Idaho Public Utilities Commission

Case No. IPC-E-11-15, Order No. 32580

June 28, 2012

Contact: Gene Fadness (208) 334-0339, 890-2712



PUC declines solar developer’s motion for summary judgment


The Idaho Public Utilities Commission denied a motion for summary judgment by a solar developer that wants to sell its output to Idaho Power Company and also receive all the financial benefits of the Renewable Energy Credits (RECs) associated with the project. 


RECs are tradable environmental commodities that represent proof that 1 MWh of electricity is generated from an eligible renewable energy resource.


Grand View PV Solar Two LLC is the developer of a 20-megawatt solar generating plant proposed near Grand View in Elmore County.  It hopes to sell its output to Idaho Power through a formal Power Purchase Agreement (PPA) that has yet to be proposed to the commission.  Developer Robert Paul claims that without compensation from Idaho Power for the value of the RECs, the project’s financial viability will be compromised. 

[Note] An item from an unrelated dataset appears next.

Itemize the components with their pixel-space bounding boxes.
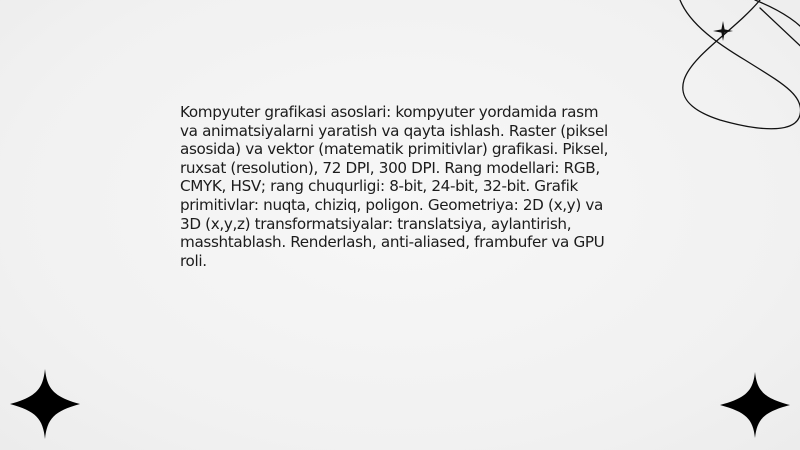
four-point-star-icon [720,372,790,438]
four-point-star-icon [10,369,80,439]
slide-body-text: Kompyuter grafikasi asoslari: kompyuter yordamida rasm va animatsiyalarni yaratish va qayta ishlash. Raster (piksel asosida) va vektor (matematik primitivlar) grafikasi. Piksel, ruxsat (resolution), 72 DPI, 300 DPI. Rang modellari: RGB, CMYK, HSV; rang chuqurligi: 8-bit, 24-bit, 32-bit. Grafik primitivlar: nuqta, chiziq, poligon. Geometriya: 2D (x,y) va 3D (x,y,z) transformatsiyalar: translatsiya, aylantirish, masshtablash. Renderlash, anti-aliased, frambufer va GPU roli. [180,103,609,270]
orbit-lines-icon [660,0,800,170]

Grand View sought to have language removed from a draft Power Purchase Agreement that says RECs “will be governed by any and all applicable federal or state laws and/or any regulatory body or agency deemed to have authority” to regulated environmental attributes.  Grand View claimed such language violates federal PURPA law, the Commerce Clause and constitutes an unconstitutional taking.  Grand View Solar claims that federal PURPA law (Public Utilities Regulatory Policies Act) and previous Idaho commission orders dictate that the value associated with RECs remain with the project developer.


In its order, the commission noted that the Federal Energy Regulatory Commission has frequently observed that RECs did not exist when PURPA was created in 1978 and that states have the authority to determine REC ownership. The Idaho commission also found that Grand View Solar had misconstrued previous commission orders. In past PURPA agreements, the Idaho commission has allowed utilities and developers to negotiate the disposition of RECs, resulting in some contracts where REC ownership stayed with the developer, some where the developer and the utility share REC ownership and still others where the utility retains ownership. 


The commission said state determination of REC ownership is not a constitutional taking because the disputed draft PPA language “does not purport to assign REC ownership” to either the utility or the developer and that Grand View “has failed to adequately demonstrate that it is the de facto owner of all the RECs.” 


Grand View Solar also argued that the disputed language would allow for the possibility that the contract would be re-opened after it had been signed.


The commission said the language “merely reflects that REC ownership will be determined by applicable law when the PPA is executed and approved. It does not subject Grand View to future changes in the ownership of RECs.  Moreover, we note that the parties have not entered into a contractual agreement and the commission has not approved the PPA.” 


The question of REC ownership is one of many issues that are part of a larger case pending before the commission (GNR-E-11-03) to review PURPA contract provisions. Technical hearings in that case are scheduled for Aug. 7-9.